Louise Elizabeth Vigee Le Brun was an Eighteenth Century artist who painted many portraits of the French nobility, including Marie Antoinette. Her work was critically acclaimed in her lifetime. She was able to combine marriage, motherhood and a career in art, a fact that is commented on persuasively to Marie Grosholtz in Madame Tussaud, a new novel about the French Revolution. Marie Grosholtz was the maiden name of the famous and equally accomplished wax portraitist who later became Madame Tussaud. She lived, worked and survived the events of the French Revolution. I highly recommend this novel. Vigee Le Brun painted this portrait of her brother when she was only eighteen.
Another of the Barbizon School of painters, Henri-Joseph Harpignies painted this distant church in the Allier region of central France.

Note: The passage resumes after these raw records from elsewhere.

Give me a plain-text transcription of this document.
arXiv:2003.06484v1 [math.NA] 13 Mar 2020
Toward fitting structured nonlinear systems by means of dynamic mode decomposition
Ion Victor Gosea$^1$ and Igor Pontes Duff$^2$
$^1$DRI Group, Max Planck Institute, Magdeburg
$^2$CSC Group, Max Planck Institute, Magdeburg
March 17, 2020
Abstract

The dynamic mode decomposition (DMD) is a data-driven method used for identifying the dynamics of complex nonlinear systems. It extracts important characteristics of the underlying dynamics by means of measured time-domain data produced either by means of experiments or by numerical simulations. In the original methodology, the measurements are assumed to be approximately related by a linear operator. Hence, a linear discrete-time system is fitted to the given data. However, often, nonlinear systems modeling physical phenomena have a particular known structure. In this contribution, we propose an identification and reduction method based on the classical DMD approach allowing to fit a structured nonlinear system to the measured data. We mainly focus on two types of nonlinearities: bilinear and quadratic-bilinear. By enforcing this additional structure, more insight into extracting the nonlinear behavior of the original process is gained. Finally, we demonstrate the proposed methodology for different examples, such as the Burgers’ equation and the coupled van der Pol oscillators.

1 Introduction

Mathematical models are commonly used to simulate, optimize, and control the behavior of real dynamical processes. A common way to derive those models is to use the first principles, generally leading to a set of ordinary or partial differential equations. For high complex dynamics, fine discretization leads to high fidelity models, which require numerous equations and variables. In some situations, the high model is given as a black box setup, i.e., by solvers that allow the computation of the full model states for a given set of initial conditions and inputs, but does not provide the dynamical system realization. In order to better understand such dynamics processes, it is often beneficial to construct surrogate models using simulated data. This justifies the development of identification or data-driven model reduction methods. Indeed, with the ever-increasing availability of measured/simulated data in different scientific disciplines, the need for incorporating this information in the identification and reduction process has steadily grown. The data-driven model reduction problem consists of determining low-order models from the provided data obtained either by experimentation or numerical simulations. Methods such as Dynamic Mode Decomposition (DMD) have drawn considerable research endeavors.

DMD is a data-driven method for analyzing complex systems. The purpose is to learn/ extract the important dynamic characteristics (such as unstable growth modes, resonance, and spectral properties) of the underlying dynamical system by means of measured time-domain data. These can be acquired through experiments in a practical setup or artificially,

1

Detail from Attachment by Sir Edwin Henry Landseer (Anna got a clearer picture than I did.)
This portrait is of some unfortunate painter’s father — I don’t remember which one — but he didn’t want his son to be an artist. It’s pretty apparent in his face, don’t you think? He didn’t think much of modeling for a portrait either, I take it.
Judith and Holofernes
Portrait of a Gentleman by Gilbert Stuart
Betalo Rubino, Dramatic Dancer by Robert Henri
This romantic interpretation of American Indians by a French artist has one of the horse thieves wearing a leopard or jaguar skin. It adds an exotic element. The French became enthralled with the American frontier when James Fennimore Cooper wrote his Leatherstocking Tales in Paris.
Hope you enjoyed your abbreviated tour of the St Louis Art Museum. There were a number of paintings that were not currently on view — I know this from perusing the St Louis Art Museum Website — so I’ll have to get back there someday. I had thought to visit Kansas City, MO on this trip too, but it turned out to be impractical. Another day, another art trip!